La morosidad de los hogares argentinos ha alcanzado un alarmante 11,2% en febrero de 2026, el nivel más alto en dos décadas, según el último Informe sobre Bancos del Banco Central. Este incremento es notable, dado que un año antes, la morosidad se situaba en un 2,9%. Este aumento refleja la creciente dificultad que enfrentan muchas familias para cumplir con sus obligaciones crediticias, lo que ha llevado a que el Congreso considere proyectos de ley para intervenir en las reglas del crédito.

Es importante contextualizar este dato. Argentina partía de niveles de morosidad inusualmente bajos en comparación con otros países de la región, donde las tasas de mora de hogares suelen estar en torno al 4% o 5%. Las proyecciones sugieren que la morosidad podría estabilizarse alrededor del 8% en los próximos meses, un nivel más alineado con los promedios regionales. Sin embargo, este aumento en la morosidad se ha visto impulsado por el uso excesivo de créditos personales y tarjetas de crédito por parte de las familias, que han recurrido a estos instrumentos para cubrir gastos básicos, pero que ahora enfrentan dificultades para pagar.

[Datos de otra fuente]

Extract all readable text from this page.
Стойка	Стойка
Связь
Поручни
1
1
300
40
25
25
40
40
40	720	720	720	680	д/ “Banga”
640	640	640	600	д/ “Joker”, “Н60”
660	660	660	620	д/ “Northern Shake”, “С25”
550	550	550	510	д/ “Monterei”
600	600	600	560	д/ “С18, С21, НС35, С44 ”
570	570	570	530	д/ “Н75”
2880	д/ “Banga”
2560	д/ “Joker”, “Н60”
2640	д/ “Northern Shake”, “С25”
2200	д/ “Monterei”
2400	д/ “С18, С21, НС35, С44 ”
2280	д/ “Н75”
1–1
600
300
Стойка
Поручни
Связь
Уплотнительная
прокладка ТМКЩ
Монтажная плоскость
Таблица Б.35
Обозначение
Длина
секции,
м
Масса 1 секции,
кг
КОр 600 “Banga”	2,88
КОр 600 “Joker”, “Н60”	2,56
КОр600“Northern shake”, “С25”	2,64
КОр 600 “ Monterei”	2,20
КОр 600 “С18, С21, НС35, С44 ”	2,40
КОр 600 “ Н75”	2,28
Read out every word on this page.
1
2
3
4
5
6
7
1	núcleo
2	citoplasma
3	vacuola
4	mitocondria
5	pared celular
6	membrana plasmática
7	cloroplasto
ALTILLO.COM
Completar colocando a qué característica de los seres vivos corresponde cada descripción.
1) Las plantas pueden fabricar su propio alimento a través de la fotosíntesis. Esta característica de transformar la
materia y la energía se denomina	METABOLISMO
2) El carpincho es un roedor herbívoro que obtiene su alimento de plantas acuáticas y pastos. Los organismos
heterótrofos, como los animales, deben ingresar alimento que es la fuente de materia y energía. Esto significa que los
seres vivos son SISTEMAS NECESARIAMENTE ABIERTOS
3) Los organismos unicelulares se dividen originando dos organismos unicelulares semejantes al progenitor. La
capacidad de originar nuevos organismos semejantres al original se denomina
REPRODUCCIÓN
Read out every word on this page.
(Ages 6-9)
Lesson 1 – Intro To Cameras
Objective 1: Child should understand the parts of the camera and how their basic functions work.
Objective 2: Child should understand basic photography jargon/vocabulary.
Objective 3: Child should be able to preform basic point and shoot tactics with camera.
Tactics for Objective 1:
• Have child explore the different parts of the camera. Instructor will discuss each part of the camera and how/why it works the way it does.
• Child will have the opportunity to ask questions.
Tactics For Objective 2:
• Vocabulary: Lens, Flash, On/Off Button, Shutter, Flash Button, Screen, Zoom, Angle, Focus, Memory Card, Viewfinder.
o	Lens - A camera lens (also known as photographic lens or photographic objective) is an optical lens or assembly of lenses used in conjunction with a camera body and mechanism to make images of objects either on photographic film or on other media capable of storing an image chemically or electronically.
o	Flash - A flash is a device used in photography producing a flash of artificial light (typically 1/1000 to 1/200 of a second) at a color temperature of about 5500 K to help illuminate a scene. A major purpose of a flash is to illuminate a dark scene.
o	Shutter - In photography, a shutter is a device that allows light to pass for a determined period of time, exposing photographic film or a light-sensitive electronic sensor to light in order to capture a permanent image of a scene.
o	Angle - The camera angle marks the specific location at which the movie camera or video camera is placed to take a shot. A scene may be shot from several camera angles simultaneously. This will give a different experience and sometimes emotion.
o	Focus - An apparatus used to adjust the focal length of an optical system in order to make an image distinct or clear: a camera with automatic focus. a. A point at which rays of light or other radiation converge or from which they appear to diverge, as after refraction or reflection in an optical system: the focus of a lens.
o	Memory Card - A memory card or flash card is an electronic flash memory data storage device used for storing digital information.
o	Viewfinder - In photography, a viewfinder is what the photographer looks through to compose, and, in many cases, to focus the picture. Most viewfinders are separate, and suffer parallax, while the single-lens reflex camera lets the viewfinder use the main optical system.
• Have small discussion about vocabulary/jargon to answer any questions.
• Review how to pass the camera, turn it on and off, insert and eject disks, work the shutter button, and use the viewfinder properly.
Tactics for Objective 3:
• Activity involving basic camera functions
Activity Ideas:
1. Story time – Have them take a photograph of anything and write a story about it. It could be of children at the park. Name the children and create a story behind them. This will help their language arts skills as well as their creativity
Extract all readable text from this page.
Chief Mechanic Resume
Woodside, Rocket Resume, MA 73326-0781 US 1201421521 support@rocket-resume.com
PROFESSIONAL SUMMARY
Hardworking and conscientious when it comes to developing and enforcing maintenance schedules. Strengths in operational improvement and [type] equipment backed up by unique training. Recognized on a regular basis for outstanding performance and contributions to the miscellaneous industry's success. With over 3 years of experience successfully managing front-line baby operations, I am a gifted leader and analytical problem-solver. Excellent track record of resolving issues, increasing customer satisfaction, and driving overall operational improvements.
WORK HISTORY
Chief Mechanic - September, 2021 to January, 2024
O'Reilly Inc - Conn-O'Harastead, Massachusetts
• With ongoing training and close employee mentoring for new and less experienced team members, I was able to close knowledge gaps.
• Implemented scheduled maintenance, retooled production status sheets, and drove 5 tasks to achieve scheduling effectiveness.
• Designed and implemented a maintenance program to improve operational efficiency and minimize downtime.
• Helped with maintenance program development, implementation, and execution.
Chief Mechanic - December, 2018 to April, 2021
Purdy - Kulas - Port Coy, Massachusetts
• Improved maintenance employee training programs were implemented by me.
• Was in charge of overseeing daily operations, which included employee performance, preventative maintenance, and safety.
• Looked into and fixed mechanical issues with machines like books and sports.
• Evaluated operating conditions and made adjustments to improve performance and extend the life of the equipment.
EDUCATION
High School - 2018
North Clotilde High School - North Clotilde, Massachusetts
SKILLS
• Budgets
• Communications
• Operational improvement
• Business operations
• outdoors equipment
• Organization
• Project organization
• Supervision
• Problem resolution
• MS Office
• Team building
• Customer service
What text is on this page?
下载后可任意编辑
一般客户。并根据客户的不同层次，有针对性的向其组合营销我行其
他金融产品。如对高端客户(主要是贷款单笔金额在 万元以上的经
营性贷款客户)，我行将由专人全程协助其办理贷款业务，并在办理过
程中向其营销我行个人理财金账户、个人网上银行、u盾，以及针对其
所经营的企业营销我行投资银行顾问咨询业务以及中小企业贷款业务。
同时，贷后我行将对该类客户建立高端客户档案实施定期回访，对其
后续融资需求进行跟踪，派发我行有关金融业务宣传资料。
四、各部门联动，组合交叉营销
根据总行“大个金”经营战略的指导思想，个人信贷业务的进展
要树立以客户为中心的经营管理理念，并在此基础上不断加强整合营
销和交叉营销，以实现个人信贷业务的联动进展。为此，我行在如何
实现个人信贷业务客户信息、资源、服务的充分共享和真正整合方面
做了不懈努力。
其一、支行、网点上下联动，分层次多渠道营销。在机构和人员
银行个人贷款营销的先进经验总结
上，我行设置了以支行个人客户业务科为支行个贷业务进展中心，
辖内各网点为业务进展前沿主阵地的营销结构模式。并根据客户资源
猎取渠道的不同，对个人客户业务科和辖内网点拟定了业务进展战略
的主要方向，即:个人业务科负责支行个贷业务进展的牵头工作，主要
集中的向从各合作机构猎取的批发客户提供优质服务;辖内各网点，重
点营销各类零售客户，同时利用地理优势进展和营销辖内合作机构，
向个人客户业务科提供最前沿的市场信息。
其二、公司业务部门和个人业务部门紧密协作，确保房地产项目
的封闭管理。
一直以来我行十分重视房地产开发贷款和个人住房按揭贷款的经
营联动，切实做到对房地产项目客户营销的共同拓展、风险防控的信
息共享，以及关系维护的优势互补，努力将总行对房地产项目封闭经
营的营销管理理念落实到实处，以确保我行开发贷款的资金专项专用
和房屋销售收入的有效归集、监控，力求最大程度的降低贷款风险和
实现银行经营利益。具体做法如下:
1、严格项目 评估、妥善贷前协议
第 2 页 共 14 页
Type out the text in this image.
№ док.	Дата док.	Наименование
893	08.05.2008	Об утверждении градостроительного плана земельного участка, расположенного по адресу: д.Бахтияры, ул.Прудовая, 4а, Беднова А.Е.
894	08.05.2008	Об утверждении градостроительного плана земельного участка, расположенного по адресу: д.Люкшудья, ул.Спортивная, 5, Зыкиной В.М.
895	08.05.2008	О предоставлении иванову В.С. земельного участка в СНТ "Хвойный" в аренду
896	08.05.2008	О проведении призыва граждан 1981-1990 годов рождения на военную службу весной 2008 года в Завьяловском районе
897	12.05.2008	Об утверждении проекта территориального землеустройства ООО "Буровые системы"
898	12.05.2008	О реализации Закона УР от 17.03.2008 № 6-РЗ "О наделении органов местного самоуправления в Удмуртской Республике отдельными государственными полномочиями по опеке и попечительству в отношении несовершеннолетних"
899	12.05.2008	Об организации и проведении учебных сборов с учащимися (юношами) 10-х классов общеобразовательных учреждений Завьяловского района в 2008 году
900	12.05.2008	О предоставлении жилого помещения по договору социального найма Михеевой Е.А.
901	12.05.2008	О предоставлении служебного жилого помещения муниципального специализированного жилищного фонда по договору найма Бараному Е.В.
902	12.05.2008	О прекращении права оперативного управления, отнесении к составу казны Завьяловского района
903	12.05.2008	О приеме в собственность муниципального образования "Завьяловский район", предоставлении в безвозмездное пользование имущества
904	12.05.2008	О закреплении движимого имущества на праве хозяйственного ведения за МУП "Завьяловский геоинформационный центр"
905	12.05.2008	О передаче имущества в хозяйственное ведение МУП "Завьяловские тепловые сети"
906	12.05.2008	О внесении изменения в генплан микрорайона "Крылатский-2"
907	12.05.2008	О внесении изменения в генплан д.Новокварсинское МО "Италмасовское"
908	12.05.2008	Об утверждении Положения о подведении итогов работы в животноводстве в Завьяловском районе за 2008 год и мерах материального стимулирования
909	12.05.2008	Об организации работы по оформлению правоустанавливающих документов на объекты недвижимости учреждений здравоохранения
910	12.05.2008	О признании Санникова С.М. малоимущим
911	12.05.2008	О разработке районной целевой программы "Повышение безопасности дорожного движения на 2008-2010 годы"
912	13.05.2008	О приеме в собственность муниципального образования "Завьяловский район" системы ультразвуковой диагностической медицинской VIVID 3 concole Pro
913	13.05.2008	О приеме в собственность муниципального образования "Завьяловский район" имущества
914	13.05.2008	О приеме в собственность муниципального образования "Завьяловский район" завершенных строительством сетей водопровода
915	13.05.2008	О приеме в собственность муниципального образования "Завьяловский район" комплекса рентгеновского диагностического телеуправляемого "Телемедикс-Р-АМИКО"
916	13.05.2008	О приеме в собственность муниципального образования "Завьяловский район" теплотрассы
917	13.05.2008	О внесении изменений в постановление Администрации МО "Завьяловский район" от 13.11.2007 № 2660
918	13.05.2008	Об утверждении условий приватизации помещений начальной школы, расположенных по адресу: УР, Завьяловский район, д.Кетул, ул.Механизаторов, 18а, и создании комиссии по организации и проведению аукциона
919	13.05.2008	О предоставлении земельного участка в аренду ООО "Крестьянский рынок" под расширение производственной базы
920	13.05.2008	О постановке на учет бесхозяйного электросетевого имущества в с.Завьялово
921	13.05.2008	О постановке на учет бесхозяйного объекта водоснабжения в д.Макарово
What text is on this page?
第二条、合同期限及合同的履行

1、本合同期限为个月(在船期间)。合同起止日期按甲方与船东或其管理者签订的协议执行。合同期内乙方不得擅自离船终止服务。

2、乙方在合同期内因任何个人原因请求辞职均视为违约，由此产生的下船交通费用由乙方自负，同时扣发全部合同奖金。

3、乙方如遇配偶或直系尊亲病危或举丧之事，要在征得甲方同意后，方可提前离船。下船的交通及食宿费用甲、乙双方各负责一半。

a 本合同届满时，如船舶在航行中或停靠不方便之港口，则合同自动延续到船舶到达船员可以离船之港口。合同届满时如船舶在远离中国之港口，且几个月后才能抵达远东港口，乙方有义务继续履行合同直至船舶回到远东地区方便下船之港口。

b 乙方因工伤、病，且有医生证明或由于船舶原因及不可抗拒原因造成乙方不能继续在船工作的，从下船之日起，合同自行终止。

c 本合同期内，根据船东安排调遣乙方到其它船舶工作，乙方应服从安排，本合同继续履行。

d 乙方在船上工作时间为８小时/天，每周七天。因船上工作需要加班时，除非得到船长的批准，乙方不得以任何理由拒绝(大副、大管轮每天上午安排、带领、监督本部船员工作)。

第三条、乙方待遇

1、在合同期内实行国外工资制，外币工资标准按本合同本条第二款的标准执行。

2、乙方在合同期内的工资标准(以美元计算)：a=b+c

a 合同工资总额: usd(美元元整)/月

El impacto de esta situación es desigual. Mientras que las familias enfrentan una mora del 11,2%, las empresas, en particular las grandes, presentan niveles de mora significativamente más bajos, con un 2,9%. Este contraste se debe a que el crédito a las pymes nunca alcanzó los niveles del crédito al consumo masivo, lo que ha protegido a estas empresas de un sobreendeudamiento. Además, la volatilidad de las tasas de interés en la segunda mitad de 2025 ha exacerbado la situación, con un spread entre tasas activas y pasivas que superó el 250%. Esta situación ha llevado a muchos bancos a frenar el otorgamiento de nuevos créditos, lo que a su vez ha aumentado la presión sobre las familias.

Las medidas propuestas en el Congreso para intervenir en el mercado de crédito, como el congelamiento de pagos y la implementación de topes a las tasas de interés, podrían tener consecuencias no deseadas. Los economistas advierten que tales intervenciones podrían llevar a los bancos a endurecer los requisitos para otorgar créditos, lo que limitaría aún más el acceso al financiamiento, especialmente para los hogares de ingresos medios y bajos. En un contexto donde el ratio de crédito al sector privado sobre el PBI en Argentina es de apenas 13,6%, comparado con un promedio de 45% en América Latina, cualquier medida que desincentive el otorgamiento de crédito podría tener un efecto negativo en la construcción del sistema financiero.

A medida que se discuten estas propuestas, es crucial que los legisladores y el público en general comprendan la importancia de la educación financiera. Las familias que entienden conceptos básicos como la tasa de interés y la capacidad de pago son menos propensas a caer en la trampa del sobreendeudamiento. La solución a largo plazo no radica solo en la regulación del crédito, sino en empoderar a los ciudadanos con el conocimiento necesario para tomar decisiones financieras informadas. Este enfoque podría ayudar a mitigar la morosidad y fomentar un entorno financiero más saludable en el futuro.